Число равнонищих граждан, заинтересованных в перераспределении, существенно превышает половину, приближаясь к 70%. При достижении реформаторских высот оно перевалит за 80 %. Для обеспечения "линии жизни" на освоенном уже двумя поколениями уровне необходимо тратить на это 50 % всего потребления российского общества... Для содержания же знати западного образца, в том же количестве, что и там, нужно 200%, т.е. вдвое больше средств, чем есть у всего народа. Знать можно сократить вдвое, но и тогда остальное население страны должно перестать кушать. Если знати будет вчетверо меньше (порядка 1 %), она сможет окружить себя приближенными и "массовкой" в количестве 10% населения России (при условии, что, помимо еще 10% бедняков по-западному, остальные 80% перейдут на подножный корм, буквально). Что несколько проблематично.
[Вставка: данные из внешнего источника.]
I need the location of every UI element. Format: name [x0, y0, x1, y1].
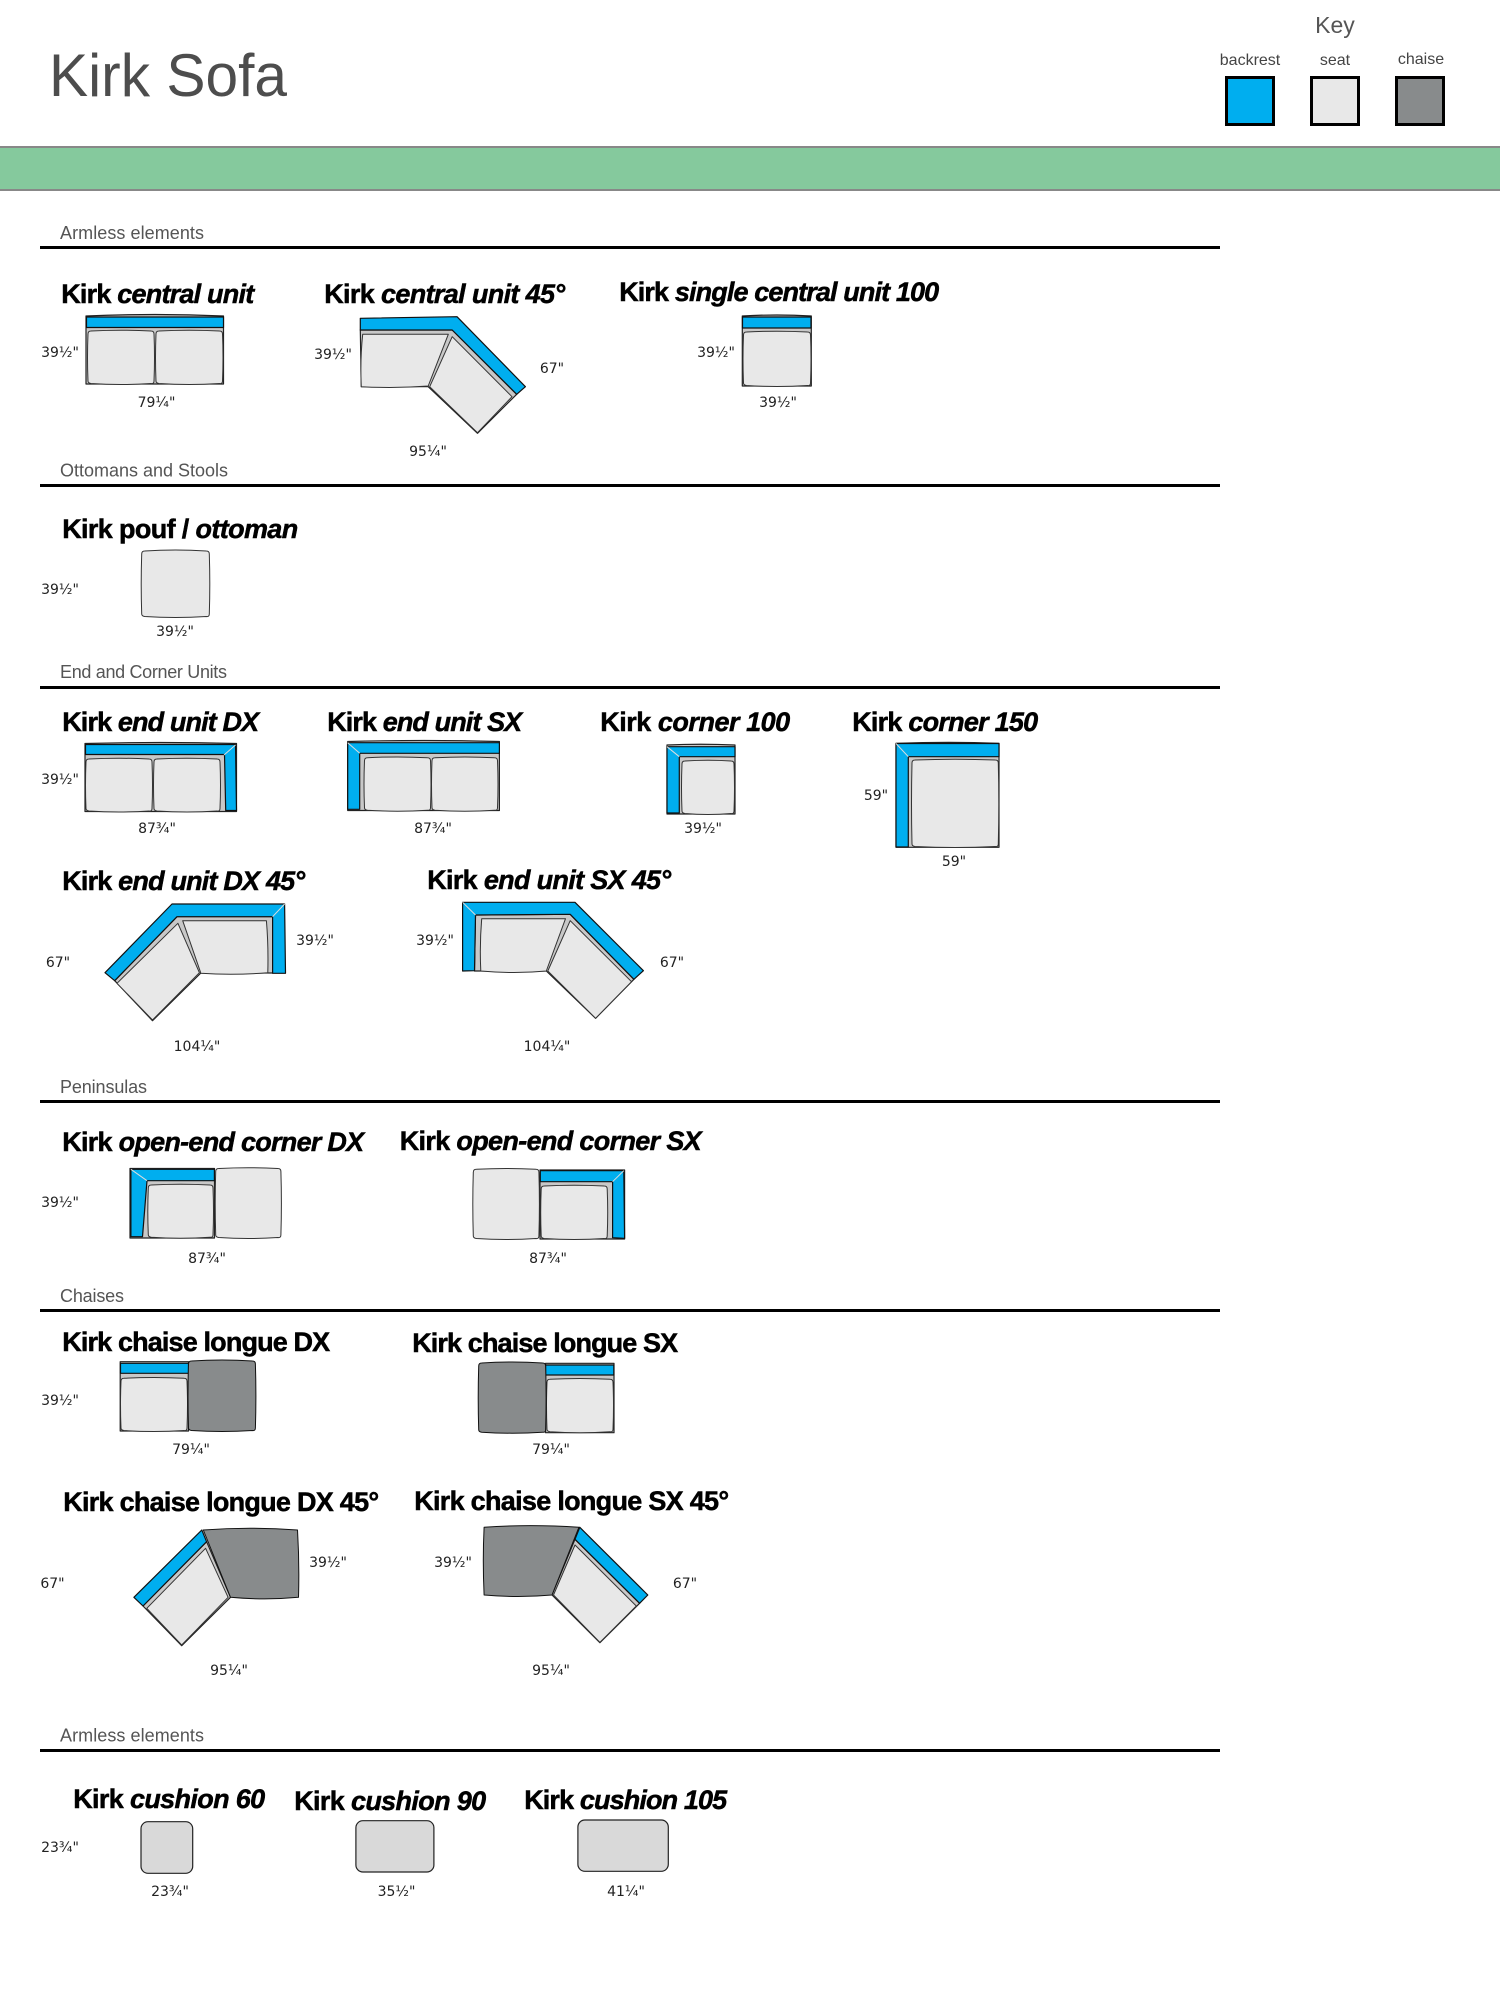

Попросту говоря, смехотворны сами разговоры о грядущей демократии. Даже авторитаризм - голубая утопия. Только террористическая диктатура сможет обеспечить перевод народа в западную социореальность. Но, чтобы создать адекватную своим интересам публичную власть, знать должна самоорганизоваться и консолидироваться. Потому, прежде чем создать репрессивную деспотию (тоталитаризм), жаждущим придется пережить варварство, т.е. по Канту "отсутствие свободы и насилие без закона". Причина в том, что консолидация знати через СЕМИКРАТНОЕ сокращение претендентов в нее еще даже не начиналась. Обрезание "ядерной" шляпки в таких масштабах - до пропорции шпиля Останкинской башни - процесс в истории беспрецедентный. Теоретически неизвестно ни одного мирного способа перехода от нынешней российской социореальности к западной. В эмпирике же отчетливо видно, что, во-первых, ныне между ними различия сильнее, чем в 1991 году: очередь в "графья" больше, челядь прожорливей, которым нечего терять - множатся во времени геометрически и т.д., а следовательно, преобразовательство имеет обратный результат; и во-вторых, селекция во знать везде идет однотипным и неприятным способом: Югославия или Армения, отстрел директоров, пальба на рынках или по Белому дому. Все это один и тот же социальный процесс. 

Основа у всего одна; смертельная попытка пересоциолизации. И никакая болтовня об экономиках, нацпроблемах, правах и свободах, политике, конституциях и всем прочем сделать его менее кровавым и обреченным не в силах. Выборы, либерализации, указы, фараонизации, приватизации, мироинтеграции, десоветизации, люстрации, западнизации и все прочие фетишизации, дегенератизации и мистификации - есть лишь спектакли на пути в ад.